“Niat jahat dilandasi oleh kebodohan akan menimbulkan penderitaan dan penyesalan”, sebuah pesan moral yang disampaikan dari sebuah cerita fabel antara buaya dan kera yang terukir indah dalam pahatan relief di dinding Candi Mendut oleh leluhur nusantara.
Jika dicermati lebih lanjut, relief tersebut diukir dalam beberapa lempengan yang disusun secara rapat. Tanpa adanya bahan lem, beberapa lempengan batu tersebut dapat disatukan dengan saling mengait secara kokoh. Panel relief tersebut diambil dari Jataka Buddhis yang menceritakan tentang seorang bhodissatwa menjelma menjadi seekor kera dan tinggal di kaki gunung himalaya di tepi sungai gangga. Di aliran sungai gangga ini, hidup sepasang buaya. Buaya betina ingin sekali memakan hati sang kera, karena itu si buaya betina memohon kepada buaya jantan untuk membunuh sang kera dan mengambil hatinya. Buaya jantan pun mengabulkan permintaan dari buaya betina. Buaya jantan mengajak sang kera menyeberangi sungai gangga. Di tepian seberang ia berkata, “Di seberang sungai terdapat pohon lengkap dengan buah buahan yang lezat dan segar”. Sang kera naik ke punggung buaya dan mengikuti ke mana arah perginya buaya jantan tersebut, hingga sampai berenang di tengah tengah sungai. Akan tetapi di tengah tengah sungai, buaya sengaja menjatuhkan kera ke dalam air sungai, lalu berkata “Kera sahabatku, aku sengaja akan membunuh engkau, karena aku menginginkan hatimu, untuk aku berikan kepada istriku sebagai obat”. Sang kera yang cerdik dengan cepat menjawab, bahwa hatinya tertinggal di atas pohon di tepi sungai. Dan buaya jantan percaya saja dengan perkataan sang kera, bahkan sang buaya mengatakan janji tidak akan membunuh kera jika sang kera menunjukan di mana hatinya di tinggalkan. Sang kera pun di antar kembali menuju ke tepian sungai di mana banyak sekali pepohonan di sana. Sesampainya di tepi sungai kera segera melompat dari punggung buaya jantan, lari ke atas pohom dan menyelamatkan diri.

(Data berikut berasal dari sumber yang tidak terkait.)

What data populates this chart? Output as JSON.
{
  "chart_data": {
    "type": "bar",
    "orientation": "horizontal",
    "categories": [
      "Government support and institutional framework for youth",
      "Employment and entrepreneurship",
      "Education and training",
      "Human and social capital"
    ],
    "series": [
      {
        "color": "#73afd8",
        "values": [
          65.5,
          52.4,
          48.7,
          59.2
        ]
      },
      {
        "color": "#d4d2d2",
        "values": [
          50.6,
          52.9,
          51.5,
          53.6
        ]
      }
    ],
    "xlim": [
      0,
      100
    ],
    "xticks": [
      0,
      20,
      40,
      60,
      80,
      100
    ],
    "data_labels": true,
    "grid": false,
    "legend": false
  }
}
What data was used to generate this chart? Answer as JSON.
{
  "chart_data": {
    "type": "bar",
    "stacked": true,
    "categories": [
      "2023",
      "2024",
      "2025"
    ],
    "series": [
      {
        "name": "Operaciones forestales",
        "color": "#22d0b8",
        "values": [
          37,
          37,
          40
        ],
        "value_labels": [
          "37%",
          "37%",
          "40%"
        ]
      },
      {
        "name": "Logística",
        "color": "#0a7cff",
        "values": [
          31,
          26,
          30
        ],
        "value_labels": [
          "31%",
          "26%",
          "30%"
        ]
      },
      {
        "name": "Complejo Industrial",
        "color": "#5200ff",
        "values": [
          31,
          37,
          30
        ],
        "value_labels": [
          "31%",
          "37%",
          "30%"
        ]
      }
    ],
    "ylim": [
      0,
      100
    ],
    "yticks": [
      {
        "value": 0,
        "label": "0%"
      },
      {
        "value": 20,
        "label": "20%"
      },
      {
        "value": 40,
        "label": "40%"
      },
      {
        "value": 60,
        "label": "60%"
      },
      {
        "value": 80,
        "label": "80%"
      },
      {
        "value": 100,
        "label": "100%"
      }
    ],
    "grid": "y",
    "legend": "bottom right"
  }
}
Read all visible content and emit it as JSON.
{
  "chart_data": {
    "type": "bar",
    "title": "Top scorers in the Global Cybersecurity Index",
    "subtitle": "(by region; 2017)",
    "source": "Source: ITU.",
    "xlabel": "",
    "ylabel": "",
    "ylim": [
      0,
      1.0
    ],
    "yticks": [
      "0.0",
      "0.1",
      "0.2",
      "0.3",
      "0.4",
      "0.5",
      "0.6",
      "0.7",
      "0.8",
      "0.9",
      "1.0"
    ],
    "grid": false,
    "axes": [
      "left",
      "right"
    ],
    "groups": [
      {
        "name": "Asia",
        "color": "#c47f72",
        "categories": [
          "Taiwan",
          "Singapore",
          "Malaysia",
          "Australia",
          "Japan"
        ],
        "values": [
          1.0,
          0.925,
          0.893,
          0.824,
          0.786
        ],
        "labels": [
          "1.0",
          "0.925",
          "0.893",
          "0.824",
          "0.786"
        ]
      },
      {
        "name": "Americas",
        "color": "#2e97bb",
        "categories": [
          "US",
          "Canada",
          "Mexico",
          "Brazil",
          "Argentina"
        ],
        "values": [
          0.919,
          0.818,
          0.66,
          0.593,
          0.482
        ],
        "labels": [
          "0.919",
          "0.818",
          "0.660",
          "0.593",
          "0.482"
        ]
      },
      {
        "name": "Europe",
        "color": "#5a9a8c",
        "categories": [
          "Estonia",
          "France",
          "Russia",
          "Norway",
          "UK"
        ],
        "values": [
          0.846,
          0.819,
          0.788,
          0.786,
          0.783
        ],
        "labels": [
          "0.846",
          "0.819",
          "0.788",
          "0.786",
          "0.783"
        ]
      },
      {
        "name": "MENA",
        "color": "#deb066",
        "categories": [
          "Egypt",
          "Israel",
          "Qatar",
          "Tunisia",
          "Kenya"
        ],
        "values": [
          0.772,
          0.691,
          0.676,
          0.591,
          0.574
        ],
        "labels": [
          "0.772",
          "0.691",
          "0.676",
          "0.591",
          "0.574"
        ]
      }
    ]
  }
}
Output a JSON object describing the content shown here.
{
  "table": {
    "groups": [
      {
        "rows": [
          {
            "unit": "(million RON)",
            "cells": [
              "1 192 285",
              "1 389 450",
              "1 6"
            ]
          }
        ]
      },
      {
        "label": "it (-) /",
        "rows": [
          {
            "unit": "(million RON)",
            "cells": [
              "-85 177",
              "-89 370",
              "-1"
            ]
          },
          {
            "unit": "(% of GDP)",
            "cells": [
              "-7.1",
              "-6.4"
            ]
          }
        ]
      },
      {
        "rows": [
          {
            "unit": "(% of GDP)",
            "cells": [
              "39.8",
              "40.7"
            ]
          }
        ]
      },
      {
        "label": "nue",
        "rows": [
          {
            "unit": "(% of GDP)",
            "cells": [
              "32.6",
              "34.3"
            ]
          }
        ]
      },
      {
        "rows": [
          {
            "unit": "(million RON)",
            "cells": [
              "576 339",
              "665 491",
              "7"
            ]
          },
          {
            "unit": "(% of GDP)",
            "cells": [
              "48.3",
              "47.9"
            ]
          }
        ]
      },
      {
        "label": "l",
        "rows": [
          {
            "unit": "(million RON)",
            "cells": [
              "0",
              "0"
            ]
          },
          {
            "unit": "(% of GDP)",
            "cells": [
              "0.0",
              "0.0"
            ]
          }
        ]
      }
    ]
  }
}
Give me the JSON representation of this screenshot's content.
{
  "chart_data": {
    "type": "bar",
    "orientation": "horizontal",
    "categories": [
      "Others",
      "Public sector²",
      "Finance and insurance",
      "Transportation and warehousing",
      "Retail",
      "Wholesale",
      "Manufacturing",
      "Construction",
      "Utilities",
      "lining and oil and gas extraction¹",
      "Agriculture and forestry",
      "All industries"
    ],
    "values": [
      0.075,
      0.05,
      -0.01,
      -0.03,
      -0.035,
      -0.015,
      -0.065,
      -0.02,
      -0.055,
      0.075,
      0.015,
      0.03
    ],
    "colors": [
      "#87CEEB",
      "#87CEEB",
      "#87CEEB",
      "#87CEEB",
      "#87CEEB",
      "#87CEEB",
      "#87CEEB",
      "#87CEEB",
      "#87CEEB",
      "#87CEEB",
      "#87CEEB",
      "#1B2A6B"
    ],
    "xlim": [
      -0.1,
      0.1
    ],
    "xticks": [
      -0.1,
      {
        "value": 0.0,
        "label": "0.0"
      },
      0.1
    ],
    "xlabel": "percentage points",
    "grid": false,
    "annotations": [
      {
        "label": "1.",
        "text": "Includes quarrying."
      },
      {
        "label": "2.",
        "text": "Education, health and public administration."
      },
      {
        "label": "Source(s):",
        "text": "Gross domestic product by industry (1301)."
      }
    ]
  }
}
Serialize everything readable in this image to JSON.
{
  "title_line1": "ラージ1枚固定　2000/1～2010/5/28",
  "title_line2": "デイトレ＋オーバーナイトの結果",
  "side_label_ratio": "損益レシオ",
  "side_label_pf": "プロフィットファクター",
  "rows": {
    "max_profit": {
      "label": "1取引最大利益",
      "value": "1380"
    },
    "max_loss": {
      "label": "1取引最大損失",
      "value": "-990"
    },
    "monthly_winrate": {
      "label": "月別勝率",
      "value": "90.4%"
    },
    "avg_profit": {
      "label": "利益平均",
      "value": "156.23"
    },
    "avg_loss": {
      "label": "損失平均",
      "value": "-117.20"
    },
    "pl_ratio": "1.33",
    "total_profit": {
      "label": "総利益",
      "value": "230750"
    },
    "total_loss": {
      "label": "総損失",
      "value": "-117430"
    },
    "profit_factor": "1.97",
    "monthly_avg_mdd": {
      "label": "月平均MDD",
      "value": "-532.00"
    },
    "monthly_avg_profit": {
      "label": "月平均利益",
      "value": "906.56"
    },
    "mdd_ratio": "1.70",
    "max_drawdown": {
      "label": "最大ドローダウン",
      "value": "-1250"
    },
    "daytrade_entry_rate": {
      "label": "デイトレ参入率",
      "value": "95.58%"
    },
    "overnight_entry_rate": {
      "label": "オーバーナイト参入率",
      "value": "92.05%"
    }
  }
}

Cerita tersebut selanjutnya oleh Zahra Salima, siswa kelas X Animasi diubah menjadi cerita animasi. Dengan berbekal kemampuan menggambar ia mampu menyelesaikan tantangan yang saya berikan ini selama 2 bulan.
Proses pembuatan film animasi ini dilakukan dengan beberapa tahapan, yaitu membuat script cerita, membuat gambar komik dan selanjutnya dibuat gambar gerak (animasi), melakukan dubbing dan editing. Zahra Salima merasa bangga di saat kelas X ini sudah bisa membuat film animasi. “Terima kasih banyak Pak Di, telah memberikan platform agar saya bisa mencoba membuat animasi pertama kalinya”, ungkap Zahra melalui whatsapp. Dari 144 murid kelas X Animasi, ada 11 murid yang masuk dalam project ini. Inilah yang disebut akselerasi atau percepatan. Sebelas murid ini memiliki kesamaan dalam kebutuhannya, karena mereka memiliki kesiapan yang hampir sama yaitu kemampuan menggambar yang baik secara manual maupun digital. Dari aspek minat, kesebelas murid tersebut memiliki minat membuat animasi 2D. Pembelajaran akselerasi ini mengedepankan pada kebutuhan murid, sehingga tantangan yang diberikan bukan menjadi beban, justru menjadi sesuatu yang menantang untuk diselesaikan dengan kesadaran dirinya.